If only I was more motivated, I would start exercising.
I was planning on meal prepping on Sunday, but I couldn’t find the motivation.
I told myself I was going to walk each day this week, but I just don’t feel motivated.
Any of this sound familiar? Motivation gets a lot of credit and a lot of blame when it comes to making healthy changes. Rightfully so. Motivation is important and will 100% be the difference between you moving forward and you staying stuck.
But the thing that we get wrong is we think motivation inspires action, so we wait around until it shows up. In fact, it is the opposite. Once you understand the simple brain science of how motivation works, it is easy to create any time you want it. Today I’m going to show you how.
Brain science of motivation
The key to understanding motivation is found in dopamine. Most people think of dopamine as our pleasure neurotransmitter. In actuality, dopamine spikes when our brain anticipates that something important is about to happen. It inspires us to take action to receive something good or avoid something bad. This is why you can get super motivated right before a big event or the night before a deadline!
This is also why it is so hard to motivate after a workout where you pushed it too hard or a diet that was too painful and restrictive.
In order for dopamine to be able to anticipate that something good is going to happen, it needs to pull from experience. Meaning you need to take action, receive a reward and then dopamine will learn to spike to motivate you to do it again.

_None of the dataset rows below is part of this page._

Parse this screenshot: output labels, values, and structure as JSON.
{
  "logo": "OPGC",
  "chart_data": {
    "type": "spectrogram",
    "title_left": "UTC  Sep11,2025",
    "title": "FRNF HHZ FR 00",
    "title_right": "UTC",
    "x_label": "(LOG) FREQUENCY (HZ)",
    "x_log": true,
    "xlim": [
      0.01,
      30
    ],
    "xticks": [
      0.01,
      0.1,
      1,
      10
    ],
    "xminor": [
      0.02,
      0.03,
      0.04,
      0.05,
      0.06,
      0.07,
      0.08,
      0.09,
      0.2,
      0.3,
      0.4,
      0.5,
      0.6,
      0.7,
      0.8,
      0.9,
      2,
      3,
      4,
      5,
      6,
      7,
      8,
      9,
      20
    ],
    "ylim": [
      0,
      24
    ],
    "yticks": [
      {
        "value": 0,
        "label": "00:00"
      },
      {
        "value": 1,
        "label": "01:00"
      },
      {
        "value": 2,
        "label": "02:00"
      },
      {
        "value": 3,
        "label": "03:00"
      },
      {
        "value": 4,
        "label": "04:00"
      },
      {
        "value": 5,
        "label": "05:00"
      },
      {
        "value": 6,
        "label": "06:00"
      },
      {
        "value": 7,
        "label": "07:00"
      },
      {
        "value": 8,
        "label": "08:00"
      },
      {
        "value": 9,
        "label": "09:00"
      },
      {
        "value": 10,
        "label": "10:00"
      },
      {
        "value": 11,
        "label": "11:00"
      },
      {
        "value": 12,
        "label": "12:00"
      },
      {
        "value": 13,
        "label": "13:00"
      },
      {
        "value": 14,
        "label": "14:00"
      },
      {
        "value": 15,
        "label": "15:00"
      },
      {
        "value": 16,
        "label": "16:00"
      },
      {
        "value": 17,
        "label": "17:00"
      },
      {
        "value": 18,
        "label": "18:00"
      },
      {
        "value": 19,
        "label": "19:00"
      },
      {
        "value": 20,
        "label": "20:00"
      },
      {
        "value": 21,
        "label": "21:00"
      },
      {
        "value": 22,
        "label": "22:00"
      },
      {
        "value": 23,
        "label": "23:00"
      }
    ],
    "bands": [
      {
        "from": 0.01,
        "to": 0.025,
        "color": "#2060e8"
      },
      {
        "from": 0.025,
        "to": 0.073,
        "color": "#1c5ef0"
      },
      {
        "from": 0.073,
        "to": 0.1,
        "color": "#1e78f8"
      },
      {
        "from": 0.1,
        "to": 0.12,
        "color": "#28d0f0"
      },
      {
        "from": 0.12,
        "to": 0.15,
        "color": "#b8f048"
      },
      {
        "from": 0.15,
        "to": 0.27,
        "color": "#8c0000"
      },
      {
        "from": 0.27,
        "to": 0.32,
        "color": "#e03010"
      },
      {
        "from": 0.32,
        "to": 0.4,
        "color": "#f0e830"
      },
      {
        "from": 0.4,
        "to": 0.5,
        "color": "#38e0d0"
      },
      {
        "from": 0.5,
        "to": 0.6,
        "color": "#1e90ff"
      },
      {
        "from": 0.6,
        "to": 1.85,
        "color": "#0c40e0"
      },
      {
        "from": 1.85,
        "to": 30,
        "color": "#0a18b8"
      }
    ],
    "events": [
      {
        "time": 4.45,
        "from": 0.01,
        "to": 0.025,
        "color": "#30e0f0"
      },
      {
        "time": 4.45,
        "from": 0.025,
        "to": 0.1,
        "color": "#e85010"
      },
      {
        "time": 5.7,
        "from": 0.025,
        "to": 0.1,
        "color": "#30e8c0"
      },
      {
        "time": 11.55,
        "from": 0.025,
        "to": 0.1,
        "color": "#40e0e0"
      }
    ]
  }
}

In other words, action inspires motivation, not the other way around.
So how do I motivate to motivate?
I know at first that can seem daunting, however, that is usually because we are under the impression that we need to take massive action to get massive results. I’m looking at you my all-or-nothing, type A, perfectionists!
Don’t worry, I’m on your team and want you to get massive results too! But when you are playing that mental “should I – shouldn’t I” ping pong match, your action needs to be small enough that you don’t need motivation to do it. Then you need a reward to train your dopamine.
This is why checking off a to-do list box, closing a ring on your watch, hitting 10,000 steps, finishing that water bottle, seeing that view from the hike, etc. can feel so rewarding. It doesn’t need to be huge but you do need to take a quick pause and acknowledge it, so your brain links it to the behavior.
What do I do with this information?
Create an environment of rewarding experiences by setting incremental behavior goals. I would recommend tracking these goals through the habit tracker found in this blog, or crossing it off on a white board, or having some electronic tracking system (i.e. steps, rings, etc.). This physical act of positive reinforcement will start a flood of dopamine…and thus motivation.
And if you think that I am somehow invincible to needing extra support, here is the calendar currently on my refrigerator.
Yes, those are gold stars and yes I put stars in the empty boxes for the end of January so I could see them. I also put things on my to-do list that I’ve already done just so I can feel the accomplishment of checking them off. What’s your point?
If your brain is immediately starting to tell you that you have so far to go, so much to lose, a silly small step wont do anything…don’t think of it as a small step, think of it as a match. A flame that is going to catch and spread quickly. Before you know it, your motivation is going to be on fire!